08-15-2017 11:09 PM - edited 03-08-2019 11:45 AM
We want to protect our network from unmananged switches. i have already enable BPDU gurd but it does not blocked unmanaged swithes. Is there any sloution for protect our network other than port security? thanks in advance
08-16-2017 12:33 AM
You could use port-security lock down the ports so only certain macs and certain amounts are allowed through ports and shutdown the port if not matched
As good practice you should shut down any un used ports to may help if someone tries to connect without you knowing
good article on PS
http://www.techrepublic.com/blog/it-security/lock-down-cisco-switch-port-security-88196/
08-16-2017 01:46 AM
There is no other solution - port security is the only option as far as I am aware of. Unmanaged switches are completely transparent (there is no STP on those devices, so BPDU guard is useless in attempt to detect unmanaged switches) and other than limiting number of MAC addresses per port there is no other option.
08-16-2017 06:50 AM
Hello
You could used 802.1X port authentication which will not allow any access until the user or device is authorised by the ACS unless you enable mac bypass feature
Without 802.1x it would be down to Port Security.

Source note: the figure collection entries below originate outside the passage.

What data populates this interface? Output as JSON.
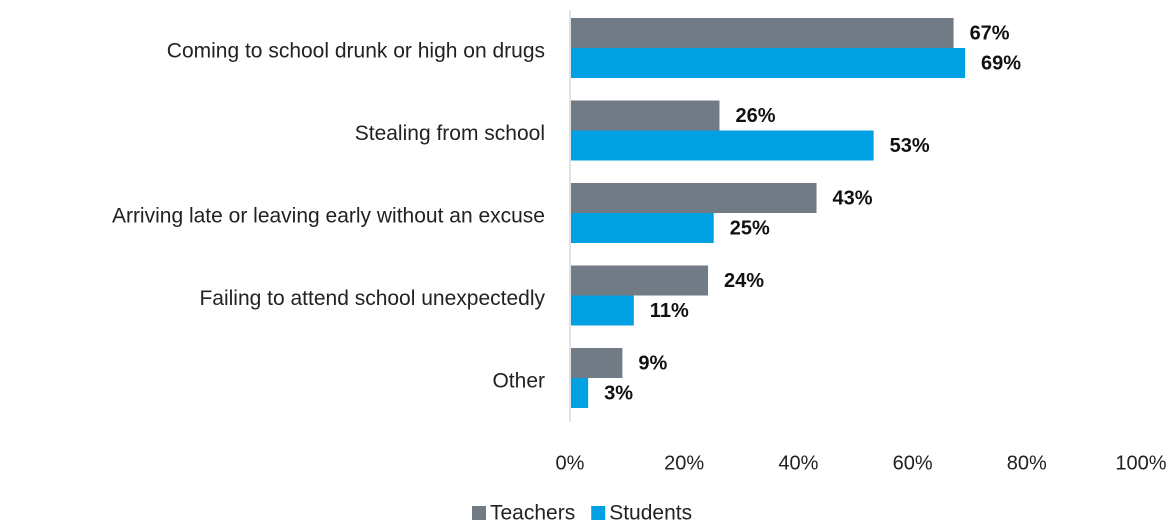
{
  "chart_data": {
    "type": "bar",
    "orientation": "horizontal",
    "categories": [
      "Coming to school drunk or high on drugs",
      "Stealing from school",
      "Arriving late or leaving early without an excuse",
      "Failing to attend school unexpectedly",
      "Other"
    ],
    "series": [
      {
        "name": "Teachers",
        "color": "#717b85",
        "values": [
          67,
          26,
          43,
          24,
          9
        ],
        "labels": [
          "67%",
          "26%",
          "43%",
          "24%",
          "9%"
        ]
      },
      {
        "name": "Students",
        "color": "#00a0e3",
        "values": [
          69,
          53,
          25,
          11,
          3
        ],
        "labels": [
          "69%",
          "53%",
          "25%",
          "11%",
          "3%"
        ]
      }
    ],
    "xlim": [
      0,
      100
    ],
    "x_ticks": [
      0,
      20,
      40,
      60,
      80,
      100
    ],
    "x_tick_labels": [
      "0%",
      "20%",
      "40%",
      "60%",
      "80%",
      "100%"
    ],
    "grid": false,
    "legend_position": "bottom"
  }
}
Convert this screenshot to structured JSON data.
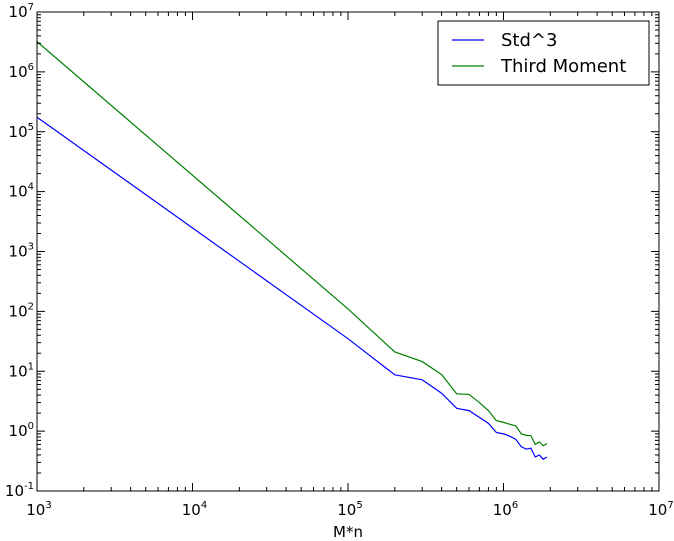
{
  "chart_data": {
    "type": "line",
    "title": "",
    "xlabel": "M*n",
    "ylabel": "",
    "xscale": "log",
    "yscale": "log",
    "xlim": [
      1000,
      10000000
    ],
    "ylim": [
      0.1,
      10000000
    ],
    "grid": false,
    "legend_placement": "top-right",
    "x_ticks": [
      {
        "base": "10",
        "exp": "3",
        "value": 1000
      },
      {
        "base": "10",
        "exp": "4",
        "value": 10000
      },
      {
        "base": "10",
        "exp": "5",
        "value": 100000
      },
      {
        "base": "10",
        "exp": "6",
        "value": 1000000
      },
      {
        "base": "10",
        "exp": "7",
        "value": 10000000
      }
    ],
    "y_ticks": [
      {
        "base": "10",
        "exp": "-1",
        "value": 0.1
      },
      {
        "base": "10",
        "exp": "0",
        "value": 1
      },
      {
        "base": "10",
        "exp": "1",
        "value": 10
      },
      {
        "base": "10",
        "exp": "2",
        "value": 100
      },
      {
        "base": "10",
        "exp": "3",
        "value": 1000
      },
      {
        "base": "10",
        "exp": "4",
        "value": 10000
      },
      {
        "base": "10",
        "exp": "5",
        "value": 100000
      },
      {
        "base": "10",
        "exp": "6",
        "value": 1000000
      },
      {
        "base": "10",
        "exp": "7",
        "value": 10000000
      }
    ],
    "series": [
      {
        "name": "Std^3",
        "color": "#0000ff",
        "x": [
          1000,
          100000,
          200000,
          300000,
          400000,
          500000,
          600000,
          700000,
          800000,
          900000,
          1000000,
          1100000,
          1200000,
          1300000,
          1400000,
          1500000,
          1600000,
          1700000,
          1800000,
          1900000
        ],
        "y": [
          175000,
          35,
          8.7,
          7.2,
          4.3,
          2.4,
          2.2,
          1.7,
          1.35,
          0.95,
          0.9,
          0.82,
          0.73,
          0.55,
          0.5,
          0.52,
          0.37,
          0.4,
          0.34,
          0.37
        ]
      },
      {
        "name": "Third Moment",
        "color": "#008000",
        "x": [
          1000,
          100000,
          200000,
          300000,
          400000,
          500000,
          600000,
          700000,
          800000,
          900000,
          1000000,
          1100000,
          1200000,
          1300000,
          1400000,
          1500000,
          1600000,
          1700000,
          1800000,
          1900000
        ],
        "y": [
          3200000,
          110,
          21,
          14.5,
          8.8,
          4.2,
          4.1,
          3.0,
          2.2,
          1.5,
          1.4,
          1.3,
          1.22,
          0.9,
          0.85,
          0.84,
          0.6,
          0.66,
          0.57,
          0.62
        ]
      }
    ]
  }
}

Below is example of Port Security, Storm control and IPSG (ip only) enabled on a access port with errory recovery enabled for port sec and storm control
int x/x
Description Fastethernet access-port
switchport mode access
switchport access vlan 10
switchport nonegotiate
switchport port-security maximum 2
switchport port-security
switchport port-security aging time 10
switchport port-security aging type inactivity
storm-control broadcast level 20.00
storm-control multicast level 20.00
storm-control unicast level 20.00
storm-control action shutdown
ip dhcp snooping limit rate 100
ip arp inspection limit rate 14 <----enable by default rate limit defaults to 15
ip verify source < port-security> <------ port-security validates mac-address also)
udld port aggressive
spanning-tree portfast
spanning-tree bpduguard enable
spanning-tree guard root
no snmp trap link-status
no logging event link-status
no lldp transmit
no lldp receive
no cdp enable
sh errdisable recovery | in Enabled
psecure-violation Enabled
storm-control Enabled
res
Paul
Discover and save your favorite ideas. Come back to expert answers, step-by-step guides, recent topics, and more.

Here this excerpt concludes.